Hi. Da ich meinen drp3 aus dem Gehäuse schmeißen möchte, bin ich bin auf der Suche nach einer guten aio Kühlung. Welche sollte ich da nehmen um nehmen 6700K@oc zu kühlen. Die ac Eisbär scheint ja gut zu sein, aber auch die Corsair Lösungen. Welche Jahr ihr verbaut bzw welche kommt ihr empfehlen? 

Mfg

Gesendet von meinem LG-D855 mit Tapatalk


----------



## Scubaman (18. Juli 2016)

Die Empfehlungen gehen im Moment Richtung Eisbaer, da die Pumpe wohl sehr leise ist und der Kühlkreislauf erweiterbar ist. Die meisten tauschen vermutlich die mitgelieferten Lüfter gegen leisere aus. Allerdings ist die Eisbaer auch gerade erst auf dem Markt, d.h. Langzeiterfahrungen fehlen.

Be Quiet bringt wohl demnächst auch eine AiO. Die wird vermutlich auch sehr leise sein.


----------



## BeaverCheese (18. Juli 2016)

Enermax Liqtech 240!
Enermax LIQTECH 240 Watercooler Review - It's like a freaking TANK! - YouTube
Die ist mMn die beste 240mm AiO.


----------



## thoast3 (18. Juli 2016)

Ich würde entweder die Alphacool Eisbaer (bestes Gesamtpaket) oder die Arctic Liquid Freezer 240 (gutes Preis-Leistungsverhältnis) nehmen.


----------



## Shooot3r (19. Juli 2016)

Habe mir jetzt mal die Eisbär bestellt, mal schauen wie die so ist.  

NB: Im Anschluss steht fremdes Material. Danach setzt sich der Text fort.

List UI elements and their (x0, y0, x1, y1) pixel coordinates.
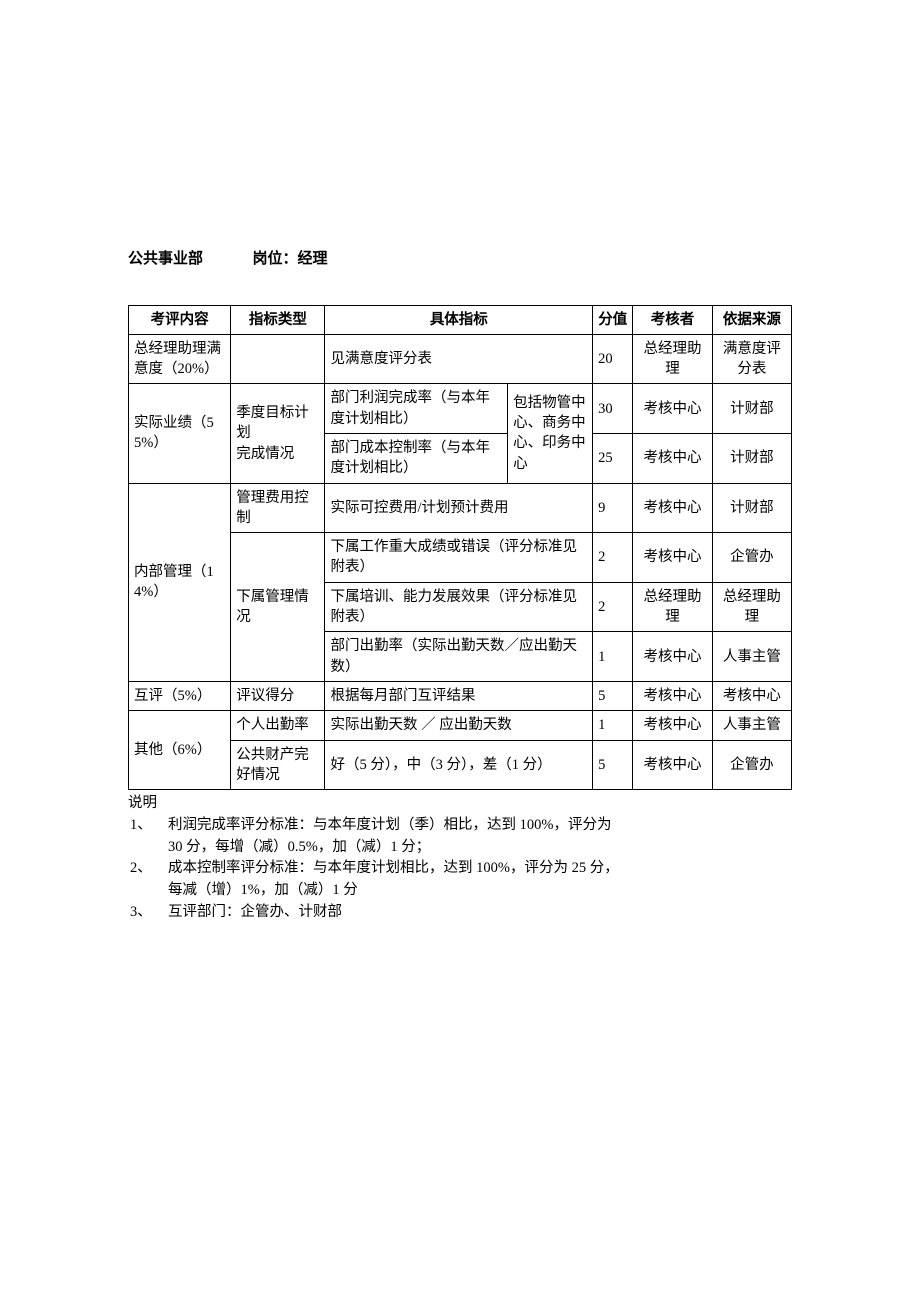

Gesendet von meinem LG-D855 mit Tapatalk


----------



## Shooot3r (20. Juli 2016)

Kann ich die Pumpe der Kühlung auch an einer Lüftersteuerung anschließen, und so die Pumpe Regeln? 

Gesendet von meinem LG-D855 mit Tapatalk


----------



## thoast3 (20. Juli 2016)

Kannst du, macht aber nicht wirklich Sinn. Der Durchfluss der Pumpe @ 7V sollte immer reichen.


----------